Train drivers may intensify their campaign of industrial action as they seek a breakthrough in an ongoing dispute over pay, their union leader has said.
Drivers at 15 train companies are walking out on Thursday, leaving some operators unable to run any trains.
Mick Whelan told the BBC that Aslef now had a stronger mandate than before.
Frustrated members of the union had told him was currently “not going hard and fast enough”, he said.
A wave of industrial action is affecting sectors from the health and postal services to driving examinations, as people seek pay rises that keep up with the rising cost of living.
Rail workers in the RMT and other unions have taken part in a series of large scale strikes over more than six months.
Thursday marks the sixth day of action since last summer by members of Aslef, which represents most train drivers with 12,500 drivers at 15 train companies expected to take part.
“It may be we have to take greater action going forward, to make people listen,” the union boss said.
“There is a vast will among our membership to continue,” Mr Whelan added. “We’re in this for the long haul.”
The Aslef leader said that a pay rise was years overdue.
One report suggested Aslef members could be offered a new pay deal worth £2,000 extra per year, but Mr Whelan told the BBC’s Today Programme that he hadn’t seen any such offer.
He added: “If that turns out to be an offer, and they’ve leaked it to the press… I think that’s self defeating. It breaches the trust and honourability of the negotiations we’re in.”
Mr Whelan insisted no offer at all has yet been made by the Rail Delivery Group (RDG), the body which represents train companies.
Steve Montgomery, chair of the RDG, said they were getting closer to being able to put forward an offer but added that “sensible and reasonable reform” had to be on the table.
“I think we have done work with Aslef that can get us there,” he told the BBC. “But it does mean both sides have got to start having meaningful discussions. So I do think we are closer but there’s still further work to be done.”
When an offer does materialise, it is expected to be similar to proposals the RMT rejected which involved a 4% pay rise for 2022 and 4% for 2023, conditional on a list of changes.
The two sides are seeking a broad brush agreement that would then have to be agreed at local level with all 15 train companies involved. Mr Whelan said it was possible no agreement would be reached within the next year.
Aslef and the RMT are expected to meet rail employers and the rail minister on Monday to try and find a way forward.
The government and the rail operators said changes are needed to working practices, to modernise the railway and make it more efficient – in order to fund higher pay.
But Mr Whelan said what had been discussed did not, in his view, amount to reforms. “They’ve spoken to us about a long wish list of productivity-for-nothing,” he said.
Mr Montgomery said they were not asking drivers to “do longer hours and receive less pay for it” but “asking people to be more flexible within that 35 hour week”.

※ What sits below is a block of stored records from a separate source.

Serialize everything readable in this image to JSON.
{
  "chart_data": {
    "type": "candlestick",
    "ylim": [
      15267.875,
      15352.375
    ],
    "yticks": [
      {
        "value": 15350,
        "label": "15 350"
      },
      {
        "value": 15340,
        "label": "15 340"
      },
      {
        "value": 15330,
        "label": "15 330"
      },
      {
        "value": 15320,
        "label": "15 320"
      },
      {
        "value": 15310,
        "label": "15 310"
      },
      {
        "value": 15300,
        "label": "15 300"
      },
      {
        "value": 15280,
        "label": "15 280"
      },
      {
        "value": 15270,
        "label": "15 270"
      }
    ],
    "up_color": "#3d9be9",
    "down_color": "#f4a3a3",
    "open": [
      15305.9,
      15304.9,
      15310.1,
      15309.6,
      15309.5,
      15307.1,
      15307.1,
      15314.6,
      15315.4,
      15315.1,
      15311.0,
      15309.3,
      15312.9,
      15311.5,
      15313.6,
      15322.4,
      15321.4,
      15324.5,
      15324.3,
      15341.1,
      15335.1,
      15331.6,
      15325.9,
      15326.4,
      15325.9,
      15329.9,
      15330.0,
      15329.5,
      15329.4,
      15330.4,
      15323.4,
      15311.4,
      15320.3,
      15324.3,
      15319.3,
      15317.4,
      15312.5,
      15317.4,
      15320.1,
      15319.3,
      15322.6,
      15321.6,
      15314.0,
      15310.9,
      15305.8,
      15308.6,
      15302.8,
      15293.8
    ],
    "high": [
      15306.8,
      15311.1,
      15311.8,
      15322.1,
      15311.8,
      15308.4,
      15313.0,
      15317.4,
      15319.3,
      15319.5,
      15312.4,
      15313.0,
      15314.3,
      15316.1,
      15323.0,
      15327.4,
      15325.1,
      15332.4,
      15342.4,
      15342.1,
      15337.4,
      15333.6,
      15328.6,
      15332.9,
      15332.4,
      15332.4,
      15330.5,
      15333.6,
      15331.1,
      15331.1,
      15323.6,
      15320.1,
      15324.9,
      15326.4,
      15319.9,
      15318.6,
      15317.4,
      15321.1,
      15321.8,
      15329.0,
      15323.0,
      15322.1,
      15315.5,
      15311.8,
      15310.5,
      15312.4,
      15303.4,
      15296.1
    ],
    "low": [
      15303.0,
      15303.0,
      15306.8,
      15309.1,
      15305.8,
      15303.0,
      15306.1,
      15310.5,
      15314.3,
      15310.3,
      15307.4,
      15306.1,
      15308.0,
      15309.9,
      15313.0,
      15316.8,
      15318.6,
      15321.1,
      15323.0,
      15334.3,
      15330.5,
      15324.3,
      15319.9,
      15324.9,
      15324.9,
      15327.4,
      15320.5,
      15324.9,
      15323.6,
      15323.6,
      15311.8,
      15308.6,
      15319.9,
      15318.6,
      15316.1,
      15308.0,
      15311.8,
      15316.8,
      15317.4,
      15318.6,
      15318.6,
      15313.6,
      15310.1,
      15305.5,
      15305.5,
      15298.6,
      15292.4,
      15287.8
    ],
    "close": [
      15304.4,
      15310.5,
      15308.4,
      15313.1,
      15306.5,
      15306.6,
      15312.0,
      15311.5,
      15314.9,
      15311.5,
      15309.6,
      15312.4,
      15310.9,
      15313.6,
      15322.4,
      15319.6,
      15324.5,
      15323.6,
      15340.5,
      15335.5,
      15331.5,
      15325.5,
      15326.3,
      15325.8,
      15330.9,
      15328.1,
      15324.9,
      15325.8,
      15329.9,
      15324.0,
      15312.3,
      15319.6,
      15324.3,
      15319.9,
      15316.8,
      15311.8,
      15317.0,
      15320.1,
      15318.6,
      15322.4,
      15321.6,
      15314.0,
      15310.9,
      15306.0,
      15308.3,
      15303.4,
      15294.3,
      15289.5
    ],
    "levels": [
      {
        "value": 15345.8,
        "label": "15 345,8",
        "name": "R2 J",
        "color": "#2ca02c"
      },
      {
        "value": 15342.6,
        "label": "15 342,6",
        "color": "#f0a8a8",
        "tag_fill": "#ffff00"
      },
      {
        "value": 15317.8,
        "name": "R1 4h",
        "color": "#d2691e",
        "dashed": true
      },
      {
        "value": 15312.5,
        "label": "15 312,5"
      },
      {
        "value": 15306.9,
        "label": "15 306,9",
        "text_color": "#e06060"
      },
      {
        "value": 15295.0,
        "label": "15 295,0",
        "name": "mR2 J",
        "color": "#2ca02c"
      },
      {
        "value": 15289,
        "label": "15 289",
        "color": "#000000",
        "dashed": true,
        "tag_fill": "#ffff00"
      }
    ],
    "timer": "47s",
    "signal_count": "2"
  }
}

Asked about the unions’ claims that the government was holding back a settlement, Mr Montgomery said there was “restraint” but said “it’s because of the fact we are using taxpayers’ money at this stage.” He added: “We believe we can bring sensible reform that will not cost the taxpayer anything further.”
Mr Whelan said that because inflation had “gone through the roof” since Aslef first sought an offer, what was acceptable six months ago “may not be acceptable to our members now”.
“We’re chasing a pay rise that at least puts a dent in that inflation,” he said.
A Department for Transport spokesperson said that both the transport secretary and the rail minister have so far had “polite, constructive” meetings with a range of union leaders.
“Passengers have rightly had enough of rail strikes and want the disruption to end. Unions should step back from strike action so we can start 2023 by ending this damaging dispute.”